FWO Scientific Research Network (WOG) Grant Awarded to Research Groups ARP and A2I
FWO Scientific Research Network (WOG) Grant Awarded to the Research Groups ‘Architectural Cultures of the Recent Past’, ARP, and ‘Architecture, Interiority, Inhabitation’, A2I, of the Department of Architecture, KU Leuven
The FWO has awarded a Scientific Research Network (WOG) grant to the project ‘Texts ≈ Buildings: Dissecting Transpositions in Architectural Knowledge (1880-1980)’, which will be hosted by the research groups ‘Architectural Cultures of the Recent Past’, ARP, and ‘Architecture, Interiority, Inhabitation’, A2I, of the Department of Architecture, KU Leuven, acting together as core research unit under the coordination of Rajesh Heynickx (Head), Fredie Floré and Ricardo Agarez.
SRNs support the establishment of collaborative relationships among research departments aimed at promoting the coordination among and the international cooperation of Flemish research departments, at postdoctoral level and over five years (extendable), with a strong emphasis on inter-/multi-/and trans-disciplinarity.
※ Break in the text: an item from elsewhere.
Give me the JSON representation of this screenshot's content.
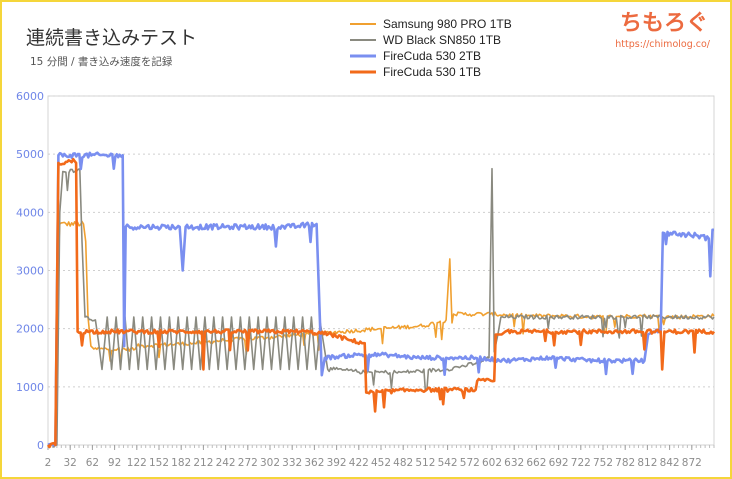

‘Texts ≈ Buildings’ intends to investigate how ideas were launched, adapted or contested and how they finally shaped building practices, with a primary focus on enquiring how specific ‘travelling’ or ‘nomadic’ concepts rearranged architectural knowledge. How were ideas, such as for example ‘transparency’ or ‘purity’, deeply linked to both scientific and religious worldviews, translated into architecture? How were concepts that gained currency in the rarefied strata of published architecture culture – e.g. Post-structuralism, Regionalism, Brutalism and Semiotics – integrated and appropriated in down-to-the-ground practice, in the work of ‘minor’ authors and designers, and how were they expressed? How were they turned into materiality and ‘talked about’ – referred to, discussed, evoked – in the process? This research network will concentrate on Europe over a roughly 100-year period and on three specific ‘sites of transposition’ between different fields and between ideas and buildings, all of which have been insufficiently explored as such and constitute particularly fertile grounds for crossing-over developments: 1. Architectural education and training – classrooms, workshops and meetings as essential forums for theory-practice contamination whose mechanisms are often elusive, not necessarily or solely relying on published materials; 2. The bureaucracy enveloping built environment production, where myriad actors and cultures converge, interests and concerns are negotiated and essential debates determine the materialisation of intellectual concepts; and 3. Literary imagination – a powerful generator and disseminator of concepts and images both based on and resulting in built environment artefacts, real and envisioned, from the landscape and the city to the detail of an interior.
The core team at the Department of Architecture, KU Leuven will develop this SRN, starting in January 2017, together with ten national and international partners: the MDRN group of the Department of Literary Studies, KU Leuven; the ‘Power in History’, Centre for Political History of the University of Antwerp; the Arck group of the Faculty of Architecture and the Arts, Hasselt University; the Manchester Architecture Research Centre, MARC, of the School of Environment, Education and Development, University of Manchester; the ‘Building, Architecture & Town Planning – Architecture et Ingénierie Architecturale’, BATir – AIA group of Université Libre de Bruxelles; the Strong Research Environment ‘Architecture in Effect: Rethinking the Social’ of the School of Architecture, KTH Royal Institute of Technology Stockholm; the ‘Architecture Research Collaborative’ of School of Architecture, Planning and Landscape, Newcastle University; the ‘Architectural Temporalities’ group, Zentrum für Literatur- und Kulturforschung (Center for Literary and Cultural Research), Berlin; the Bilderfahrzeuge International Research Group at The Warburg institute, London; and the Chair of Methods and Analysis of the Department of Architecture, TU Delft.